You would recognize that if you have a problem, you invariably have an internal conflict. there’s a part of you that knows that you should do something, but you can’t bring yourself to do it. Or you know that you need to stop something, and you can’t seem to stop for whatever reason. This is the conflict that makes it a problem.
This reflects the conflict between the conscious and unconscious mind. Hypnotherapy can integrate your conscious and unconscious minds effectively and quickly and is backed by a plethora of empirical evidence of its effectiveness. When you combine Clinical Hypnotherapy with Strategic Psychotherapy, you are cooking with gas.
c. Gordian Therapy
Gordian Therapy is a specific socio-cognitive approach focused on addressing the cognitive distortions a person runs to generate a problem. Distortions like over-analysis, constant catastrophizing or negative thinking, all-or-nothing or dichotomous thinking, perfectionism, or a highly critical internal dialogue are the specific targets of Gordian Therapy.
According to a Gordian Approach, each condition you are likely to struggle with has a specific and predictable framework they will target. This approach is fast and effective because it does target the process of the condition, not the story behind it.
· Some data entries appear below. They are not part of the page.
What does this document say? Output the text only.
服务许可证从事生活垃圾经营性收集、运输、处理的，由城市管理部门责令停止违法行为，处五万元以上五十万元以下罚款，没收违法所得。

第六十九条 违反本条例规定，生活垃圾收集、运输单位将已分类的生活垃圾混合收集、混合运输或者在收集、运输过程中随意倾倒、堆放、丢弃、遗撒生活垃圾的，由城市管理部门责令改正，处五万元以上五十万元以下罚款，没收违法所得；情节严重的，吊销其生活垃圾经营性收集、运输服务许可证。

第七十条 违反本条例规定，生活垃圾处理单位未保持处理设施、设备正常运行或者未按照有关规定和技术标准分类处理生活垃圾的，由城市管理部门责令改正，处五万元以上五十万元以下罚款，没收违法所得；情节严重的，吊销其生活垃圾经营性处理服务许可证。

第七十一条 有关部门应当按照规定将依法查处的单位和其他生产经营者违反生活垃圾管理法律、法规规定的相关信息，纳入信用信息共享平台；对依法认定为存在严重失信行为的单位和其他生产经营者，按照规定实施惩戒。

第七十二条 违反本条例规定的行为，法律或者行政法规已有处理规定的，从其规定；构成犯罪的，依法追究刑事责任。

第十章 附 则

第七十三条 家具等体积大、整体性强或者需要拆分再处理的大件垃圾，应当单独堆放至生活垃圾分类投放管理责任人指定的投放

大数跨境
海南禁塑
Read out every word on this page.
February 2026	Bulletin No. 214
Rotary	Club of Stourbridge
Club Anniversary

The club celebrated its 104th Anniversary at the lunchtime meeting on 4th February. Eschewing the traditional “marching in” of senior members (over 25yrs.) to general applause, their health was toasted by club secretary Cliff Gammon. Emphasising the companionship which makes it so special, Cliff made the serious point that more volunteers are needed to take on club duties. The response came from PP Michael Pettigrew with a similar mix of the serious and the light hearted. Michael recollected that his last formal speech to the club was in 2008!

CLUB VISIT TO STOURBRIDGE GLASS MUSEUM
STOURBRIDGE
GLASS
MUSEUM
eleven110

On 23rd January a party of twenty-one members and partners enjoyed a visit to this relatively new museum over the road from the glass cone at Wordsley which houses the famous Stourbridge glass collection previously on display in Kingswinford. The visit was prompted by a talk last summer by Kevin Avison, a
Gordian Therapy can be employed with many forms of psychotherapy, but most therapists combine the Gordian Approach with hypnotherapy. This combination is known as Strategic Hypnosis.
Our College of Psychotherapists covers many differing shades of psychotherapy and counseling. It essentially talks therapy, and you will spend more time discussing the issue than you would with a trance-based therapy like Hypnotherapy.
Many people choose psychotherapy if they are not comfortable with the trance-based approaches, want to spend a little more time understanding their circumstances or learn specific communication skills that require the ability to role-play something out or rehearse how they will tackle something with the therapist.